Non-uniqueness in a minimal model for cell motility

Laura Gallimore
(Oxford Centre for Collaborative Applied Mathematics)
Abstract

Cell motility is a crucial part of many biological processes including wound healing, immunity and embryonic development. The interplay between mechanical forces and biochemical control mechanisms make understanding cell motility a rich and exciting challenge for mathematical modelling. We consider the two-phase, poroviscous, reactive flow framework used in the literature to describe crawling cells and present a stripped down version. Linear stability analysis and numerical simulations provide insight into the onset of polarization of a stationary cell and reveal qualitatively distinct families of travelling wave solutions. The numerical solutions also capture the experimentally observed behaviour that cells crawl fastest when the surface they crawl over is neither too sticky nor too slippy.

Tue, 18 Oct 2011
13:15
DH 1st floor SR

'Non-Newtonian blood flow: a study of fluid transport through the capillaries of the heart'

Amy Smith
(Oxford Centre for Collaborative Applied Mathematics)
Abstract

Motivated by the study of micro-vascular disease, we have been investigating the relationship between the structure of capillary networks and the resulting blood perfusion through the muscular walls of the heart.

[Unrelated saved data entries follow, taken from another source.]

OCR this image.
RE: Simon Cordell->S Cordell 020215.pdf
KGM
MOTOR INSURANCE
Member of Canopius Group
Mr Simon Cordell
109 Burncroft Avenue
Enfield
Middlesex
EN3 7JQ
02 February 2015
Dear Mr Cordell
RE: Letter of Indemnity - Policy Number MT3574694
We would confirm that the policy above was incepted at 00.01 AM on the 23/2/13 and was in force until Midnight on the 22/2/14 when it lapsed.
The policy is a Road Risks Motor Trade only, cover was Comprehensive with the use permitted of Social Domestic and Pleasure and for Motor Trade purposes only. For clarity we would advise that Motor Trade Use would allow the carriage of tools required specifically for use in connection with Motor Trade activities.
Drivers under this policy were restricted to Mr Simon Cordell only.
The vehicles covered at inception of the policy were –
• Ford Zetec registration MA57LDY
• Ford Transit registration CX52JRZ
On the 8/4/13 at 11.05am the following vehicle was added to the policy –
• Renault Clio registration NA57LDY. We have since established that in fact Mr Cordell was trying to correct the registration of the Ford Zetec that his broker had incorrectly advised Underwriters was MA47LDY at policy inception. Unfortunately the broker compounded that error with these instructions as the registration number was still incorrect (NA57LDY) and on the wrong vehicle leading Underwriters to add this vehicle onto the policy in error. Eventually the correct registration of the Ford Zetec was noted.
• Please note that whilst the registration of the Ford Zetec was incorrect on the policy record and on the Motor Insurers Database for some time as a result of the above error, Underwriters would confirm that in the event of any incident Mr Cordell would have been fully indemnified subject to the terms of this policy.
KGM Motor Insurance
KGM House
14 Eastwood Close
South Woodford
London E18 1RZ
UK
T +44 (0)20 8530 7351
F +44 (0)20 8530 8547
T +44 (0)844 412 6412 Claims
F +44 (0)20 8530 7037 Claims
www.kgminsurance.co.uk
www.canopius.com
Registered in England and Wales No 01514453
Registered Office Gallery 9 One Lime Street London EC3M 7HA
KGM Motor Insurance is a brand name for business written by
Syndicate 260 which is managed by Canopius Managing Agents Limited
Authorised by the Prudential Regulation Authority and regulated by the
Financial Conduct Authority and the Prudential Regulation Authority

In order to derive equations describing effective fluid transport, we employ an averaging technique called homogenisation, based on a separation of length scales. We find that the tissue-scale flow is governed by Darcy's Law, whose coefficients we are able to explicitly calculate by averaging the solution of the microscopic capillary-scale equations. By sampling from available data acquired via high-resolution imaging of the coronary capillaries, we automatically construct physiologically-realistic vessel networks on which we then numerically solve our capillary-scale equations. By validating against the explicit solution of Poiseuille flow in a discrete network of vessels, we show that our homogenisation method is indeed able to efficiently capture the averaged flow properties.